We need immigrants to fill the military ranks because as policemen of the world we have an obligation to kill our many enemies lurking everywhere. Mercenaries say Haitians are good foot soldiers and Venezolanos are excellent at setting up ambushes. Sign them up. We middle-class citizens don't want our boys and girls losing their lives for no reason other than for old politicos believing they are still machos.

We departed and arrived in Harlingen, once the KKK capital of the RGV. They may have a finer airport than we do, but their bus terminal is a shabby construction. It is a collapsing building with a corrugated overhang that I would expect to find in rural Mississippi with a whites only sign over the entrance to the segregated bathrooms.

Next stop was the magnificent metropolis of McAllen.

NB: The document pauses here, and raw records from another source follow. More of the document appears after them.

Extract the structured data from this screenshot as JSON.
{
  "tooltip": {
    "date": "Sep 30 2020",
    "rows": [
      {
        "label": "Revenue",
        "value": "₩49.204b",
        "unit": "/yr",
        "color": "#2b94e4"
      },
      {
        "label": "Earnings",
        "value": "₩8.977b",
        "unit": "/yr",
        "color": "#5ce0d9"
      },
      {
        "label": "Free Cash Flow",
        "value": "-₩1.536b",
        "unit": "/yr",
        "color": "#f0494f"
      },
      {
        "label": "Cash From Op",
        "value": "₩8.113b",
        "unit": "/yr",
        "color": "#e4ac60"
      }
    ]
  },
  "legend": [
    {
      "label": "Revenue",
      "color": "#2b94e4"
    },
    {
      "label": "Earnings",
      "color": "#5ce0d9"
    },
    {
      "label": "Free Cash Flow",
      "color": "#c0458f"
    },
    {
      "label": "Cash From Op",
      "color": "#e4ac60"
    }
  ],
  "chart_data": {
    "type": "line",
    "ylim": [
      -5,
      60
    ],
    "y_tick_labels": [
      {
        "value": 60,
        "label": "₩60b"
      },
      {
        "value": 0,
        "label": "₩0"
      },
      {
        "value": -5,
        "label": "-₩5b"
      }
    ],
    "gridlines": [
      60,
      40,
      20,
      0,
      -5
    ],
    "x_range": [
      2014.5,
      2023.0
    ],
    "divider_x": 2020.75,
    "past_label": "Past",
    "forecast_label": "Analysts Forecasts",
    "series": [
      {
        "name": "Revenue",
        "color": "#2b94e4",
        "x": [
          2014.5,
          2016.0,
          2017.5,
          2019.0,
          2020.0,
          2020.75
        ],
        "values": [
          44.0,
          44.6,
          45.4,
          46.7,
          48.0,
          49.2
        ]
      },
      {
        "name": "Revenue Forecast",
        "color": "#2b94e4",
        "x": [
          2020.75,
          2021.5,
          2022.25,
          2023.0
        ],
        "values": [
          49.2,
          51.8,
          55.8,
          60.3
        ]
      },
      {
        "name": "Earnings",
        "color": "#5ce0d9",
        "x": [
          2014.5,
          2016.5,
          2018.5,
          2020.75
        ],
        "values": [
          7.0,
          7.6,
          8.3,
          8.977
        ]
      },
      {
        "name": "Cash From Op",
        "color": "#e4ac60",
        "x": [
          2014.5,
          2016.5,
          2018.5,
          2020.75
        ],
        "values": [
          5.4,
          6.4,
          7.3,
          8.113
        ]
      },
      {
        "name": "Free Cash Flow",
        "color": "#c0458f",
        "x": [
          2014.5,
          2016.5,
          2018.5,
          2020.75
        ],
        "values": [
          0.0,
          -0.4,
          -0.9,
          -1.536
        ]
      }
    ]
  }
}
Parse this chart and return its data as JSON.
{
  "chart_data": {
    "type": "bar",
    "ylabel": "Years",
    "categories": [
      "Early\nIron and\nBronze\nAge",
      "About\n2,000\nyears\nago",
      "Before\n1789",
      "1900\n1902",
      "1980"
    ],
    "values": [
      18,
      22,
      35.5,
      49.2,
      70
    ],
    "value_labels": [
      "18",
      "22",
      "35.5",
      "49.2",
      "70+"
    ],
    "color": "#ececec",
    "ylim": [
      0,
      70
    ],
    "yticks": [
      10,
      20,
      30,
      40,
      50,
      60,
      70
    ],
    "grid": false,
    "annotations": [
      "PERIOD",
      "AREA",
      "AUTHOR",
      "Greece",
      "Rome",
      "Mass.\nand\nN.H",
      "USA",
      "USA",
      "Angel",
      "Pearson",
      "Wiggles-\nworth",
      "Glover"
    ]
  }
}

At least that is the opinion of their inhabitants when comparing their city, in their unbiased opinion, to our Third-World city. Fuck 'em! I prefer our downtown, our meandering resacas, our palm trees standing like sentinels and the fact that we are five degrees cooler in the summer and five degrees warmer in the winter. And when the hell is the freeway construction going to end. It seems like it's been a decade of congested traffic now.

After filling the few remaining unoccupied seats, we turned north. There is a short stop in Edinburg. Next year UTRGV will have a Division 1 football team that will play an annual game at Sams. They will be a part of the Southland Conference, a league comprised of lesser known elevens from Texas and Louisiana. We know that there will not be many Valley athletes even sitting on the bench. The Vaqueros are only recruiting big white boys to block for fast black boys.

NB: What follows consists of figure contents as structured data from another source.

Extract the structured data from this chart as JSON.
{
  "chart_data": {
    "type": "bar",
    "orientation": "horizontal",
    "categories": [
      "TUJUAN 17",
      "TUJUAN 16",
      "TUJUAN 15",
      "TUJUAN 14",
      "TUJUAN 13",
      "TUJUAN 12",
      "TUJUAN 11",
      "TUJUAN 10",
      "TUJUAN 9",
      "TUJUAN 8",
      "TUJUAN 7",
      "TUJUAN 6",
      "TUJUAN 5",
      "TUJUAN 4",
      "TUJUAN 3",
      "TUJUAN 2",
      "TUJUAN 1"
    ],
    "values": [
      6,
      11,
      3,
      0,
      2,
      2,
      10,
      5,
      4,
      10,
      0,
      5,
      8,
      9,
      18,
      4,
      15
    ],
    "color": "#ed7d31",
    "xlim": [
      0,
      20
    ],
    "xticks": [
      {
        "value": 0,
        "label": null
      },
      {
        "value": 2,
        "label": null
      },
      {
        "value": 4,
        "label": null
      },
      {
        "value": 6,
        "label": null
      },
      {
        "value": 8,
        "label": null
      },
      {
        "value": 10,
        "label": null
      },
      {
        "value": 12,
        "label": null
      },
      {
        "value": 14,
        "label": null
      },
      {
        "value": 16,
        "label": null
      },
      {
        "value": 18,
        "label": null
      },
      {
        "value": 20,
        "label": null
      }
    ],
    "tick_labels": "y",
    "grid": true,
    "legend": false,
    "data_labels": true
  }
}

Exiting Edinburg, the scenic part of the journey commences--monte, or as we say in English, brushland. I try to imagine Spanish conquistadors trekking through this impenetrable track of stunted shrubs with blood-thirsty thorns. I don't want to think of the harsh conditions they endured as they futilely searched for gold. Of course, they were luckier than the illegal aliens who have to find their way to civilization on foot. In a land of seven-foot rattlesnakes and hungry coyotes and pterodactyl-sized vultures, is it any wonder that the sun-baked terrain is littered with human bones?

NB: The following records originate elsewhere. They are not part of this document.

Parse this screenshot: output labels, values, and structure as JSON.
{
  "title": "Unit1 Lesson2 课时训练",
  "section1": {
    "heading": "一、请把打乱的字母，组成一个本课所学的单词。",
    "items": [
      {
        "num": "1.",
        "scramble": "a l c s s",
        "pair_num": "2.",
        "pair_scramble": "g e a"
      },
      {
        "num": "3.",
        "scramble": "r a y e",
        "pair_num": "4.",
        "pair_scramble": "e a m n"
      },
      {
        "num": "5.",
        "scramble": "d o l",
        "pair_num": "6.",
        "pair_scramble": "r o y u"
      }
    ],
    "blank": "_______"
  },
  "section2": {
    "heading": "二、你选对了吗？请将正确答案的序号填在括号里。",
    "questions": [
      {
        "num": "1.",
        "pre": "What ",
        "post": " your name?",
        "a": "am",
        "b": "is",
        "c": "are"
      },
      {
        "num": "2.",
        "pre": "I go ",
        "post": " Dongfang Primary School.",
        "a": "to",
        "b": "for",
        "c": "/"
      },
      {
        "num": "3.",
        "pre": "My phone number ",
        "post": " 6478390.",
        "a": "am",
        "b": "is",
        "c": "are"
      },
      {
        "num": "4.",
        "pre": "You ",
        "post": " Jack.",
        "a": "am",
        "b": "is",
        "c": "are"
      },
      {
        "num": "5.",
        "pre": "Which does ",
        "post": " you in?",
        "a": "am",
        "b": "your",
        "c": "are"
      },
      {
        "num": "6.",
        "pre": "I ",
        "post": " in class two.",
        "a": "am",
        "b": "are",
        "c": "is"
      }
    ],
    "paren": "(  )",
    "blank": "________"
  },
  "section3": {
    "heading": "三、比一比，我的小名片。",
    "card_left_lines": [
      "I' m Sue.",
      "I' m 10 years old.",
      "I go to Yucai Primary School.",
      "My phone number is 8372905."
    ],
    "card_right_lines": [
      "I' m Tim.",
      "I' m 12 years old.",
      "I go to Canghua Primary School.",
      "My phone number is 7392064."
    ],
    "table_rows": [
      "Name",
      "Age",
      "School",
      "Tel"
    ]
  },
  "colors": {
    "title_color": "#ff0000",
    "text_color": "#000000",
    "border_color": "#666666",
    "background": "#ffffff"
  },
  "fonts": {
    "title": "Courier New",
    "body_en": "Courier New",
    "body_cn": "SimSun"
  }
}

The checkpoint fills some of the passengers with paranoia, but the officers are in a friendly mood. Apparently, there isn't a Islamic terrorist disguised as a Mexican. The next two stops are the fun-filled communities of Falfurrias and Alice. The only excitement in these once oil boom towns is Friday night football. If my memory serves me right, neither has had a decent squad in years. I'm surprised that Lopez hasn't included them on their schedule. It's been a long time since the Lobos have howled at the moon in the wake of a victorious performance.

This is where a reasonable trip fragments into an unreasonable trip. I remember there was a time when we could take a bus directly to Corpus Christi and continue to San Antonio. It's bad enough having to go to McAllen before heading north to San Antonio, but at Alice we veer east to Corpus Christi. At this point the air-conditioning shuts down and a baby starts screaming. Everything spirals downward from here as we pull into Corpus Christi's facility at three. Six hours from Brownsville to Corpus Christi. I'm sure some woebegone, barefooted mojados can cover that distance in a shorter time.

I tell myself I'm too old for this bullshit. My back is killing me. I'm hungry and thirsty, but the bathroom is disgusting. The pace from Corpus to San Antonio picks up, but so does the clamor in the bus as the passengers start yelling at the driver over the lack of air-conditioning. Then another child starts bawling. I tell myself again as I have told myself again and again that I'm never going to take the bus again. This milk run only includes George Best. I have no idea who George Best was, but I conclude he was probably just another Eddie Lucio who had to be recognized as a political favor.

At last I spot the San Antonio skyline on the horizon. I take a deep breath. The travail is coming to an end. At the station my beautiful baby boy, now a grown man, is waiting for me. I quickly forget the past and embrace the future. I have paid higher prices for lesser pleasures.